MAGELANG, MENARA62.COM — Fakultas Keguruan dan Ilmu Pendidikan (FKIP) Universitas Muhammadiyah (UM) Magelang bekerjasama dengan Balai Bahasa Jawa Tengah menggelar Bengkel Sastra Indonesia. Kegiatan yang diikuti 40 mahasiswa dari FKIP, Fakultas Ekonomi, Fakultas Teknik,, Fakultas Agama Islam, Fakultas Hukum, dan Fakultas Ilmu Kesehatan dimaksudkan untuk meningkatkan budaya literasi di lingkungan mahasiswa.
Agrissto Bintang, MPd, ketua panitia dari FKIP UM Magelang mengatakan kemajuan teknologi memudahkan masyarakat memperoleh informasi dari berbagai belahan dunia dengan sangat cepat dan mudah. Tapi kemajuan teknologi informasi ini mengakibatkan menurunnya budaya literasi pada masyarakat.
“Saat ini, masyarakat lebih suka bermain gadget, menonton televisi, dan berselancar di dunia maya daripada membaca atau menulis buku,” kata Agrissto di Magelang, Kamis (30/3/2017).
Padahal, lanjut Agrissto, membaca dan menulis merupakan budaya di dunia pendidikan karena keduanya merupakan esensi ilmu pengetahuan. Namun banyak masyarakat termasuk para mahasiswa yang enggan untuk membaca apalagi menghasilkan karya tulis. Sebab mereka belum menjadikan membaca dan menulis sebagai budaya.

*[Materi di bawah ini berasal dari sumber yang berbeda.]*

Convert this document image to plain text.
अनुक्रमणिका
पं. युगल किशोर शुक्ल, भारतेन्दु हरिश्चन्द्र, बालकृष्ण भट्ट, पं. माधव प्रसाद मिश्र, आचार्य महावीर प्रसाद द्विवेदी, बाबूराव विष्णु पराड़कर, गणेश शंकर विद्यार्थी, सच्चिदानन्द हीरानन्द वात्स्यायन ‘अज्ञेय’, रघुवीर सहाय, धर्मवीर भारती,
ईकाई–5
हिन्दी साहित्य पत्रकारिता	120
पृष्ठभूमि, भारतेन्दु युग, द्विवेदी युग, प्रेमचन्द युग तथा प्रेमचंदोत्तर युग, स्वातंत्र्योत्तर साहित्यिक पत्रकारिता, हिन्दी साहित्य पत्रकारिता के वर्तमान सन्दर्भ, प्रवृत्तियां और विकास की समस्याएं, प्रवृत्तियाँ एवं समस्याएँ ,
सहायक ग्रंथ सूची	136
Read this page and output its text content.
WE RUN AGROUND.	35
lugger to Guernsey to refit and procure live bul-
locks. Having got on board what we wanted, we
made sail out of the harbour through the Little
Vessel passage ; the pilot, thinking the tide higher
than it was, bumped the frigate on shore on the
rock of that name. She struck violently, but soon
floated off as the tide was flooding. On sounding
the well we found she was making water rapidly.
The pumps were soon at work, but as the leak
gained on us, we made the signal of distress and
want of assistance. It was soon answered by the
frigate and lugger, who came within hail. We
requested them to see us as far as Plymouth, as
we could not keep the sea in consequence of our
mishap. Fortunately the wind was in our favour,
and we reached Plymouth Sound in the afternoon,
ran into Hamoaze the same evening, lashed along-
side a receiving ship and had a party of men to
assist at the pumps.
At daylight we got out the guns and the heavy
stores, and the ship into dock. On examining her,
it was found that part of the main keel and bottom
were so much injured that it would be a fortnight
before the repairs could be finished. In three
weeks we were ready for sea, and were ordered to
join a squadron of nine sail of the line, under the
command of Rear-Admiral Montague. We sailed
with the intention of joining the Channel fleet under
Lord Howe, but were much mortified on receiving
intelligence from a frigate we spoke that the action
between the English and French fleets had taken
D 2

“Untuk menghadapi keadaan tersebut, Balai Bahasa Jawa Tengah bekerjasama dengan FKIP UM Magelang mengadakan Bengkel Sastra Indonesia bertema Penulisan Cerita Pendek bagi mahasiswa UM Magelang. Kegiatan ini diadakan selama tiga hari, Rabu-Jumat (29 – 31/3/2017) di ruang FKIP Kampus 1 UM Magelang,” katanya.
Sedang Poetri Mardiana Sasti SS, ketua panitia dari Balai Bahasa Jawa Tengah mengungkapkan, beberapa sastrawan handal dari Magelang dihadirkan menjadi nara sumber. Di antaranya, Triman Laksana dan Wicahyanti Rejeki, Dekan FKIP Drs Subiyanto, MPd dan Kustri Sumiyardhana, peneliti dari Balai Bahasa Jawa Tengah.
Selama tiga hari, kata Poetri, peserta diberi materi antara lain tentang Penumbuhan Budaya Literasi di Kalangan Pendidik dan Peserta Didik, Pemahaman Kreatif Penulisan Cerpen, serta Praktek Penulisan dan Penyuntingan Cerpen.
Di hari terakhir peserta diberi materi mengikuti praktek menulis cerpen. “Hasil karya mereka akan dibukukan oleh Balai Pustaka. Melalui kegiatan ini diharapkan para peserta dapat lebih apresiatif terhadap cerpen, serta dapat meningkatkan kompetensinya dalam menulis cerpen,” tandas Poetri.
Subiyanto mengemukakan makalah bertema Menumbuhkan Budaya Literasi di Kalangan Pendidik dan Peserta Didik. Menurut Subiyanti, salah satu upaya yang dilakukan untuk mengatasi persoalan lemahnya budaya literasi adalah dengan menggalakan Gerakan Literasi bagi Kalangan Pendidik dan Peserta Didik (GLPPD). Hal ini dapat dijadikan pionir dalam meningkatkan budaya literasi baik di sekolah maupun di masyarakat.
Triman Laksana dalam makalahnya berjudul Mengelola Imajinasi Liar mengungkapkan tentang pengalamannya menulis cerpen dengan menggunakan teknik imajinasi. Selain itu juga dengan memakai strategi ATM yakni Amati, Tiru, dan Modifikasi. “Jangan lupa pula untuk berlatih menulis secara terbimbing sehingga akan menghasilkan cerpen yang berkualitas,” ujar Triman yang pernah menjadi chef di salah satu hotel berbintang empat di Yogyakarta sebelum terjun ke dunia sastra.
Wicahyanti Rejeki juga membagi pengalamannya sebgai penulis cerpen melalui makalahnya bertema Menulis Cerpen : Tangkap dan Jadikan. Di hadapan peserta Bengkel Satra, wanita yang telah banyak memenangkan perlombaan baca puisi itu berpesan agar cerita yang ditulis dibuka dengan paragraf yang menarik dan membuat pembaca penasaran.
Menurut Rejeki, menghadirkan konflik sebaiknya dilakukan saat menulis cerpen. Ia juga bertutur agar cerpen dibuat dengan tujuan untuk mengejutkan pembaca dengan cerita yang tidak terduga.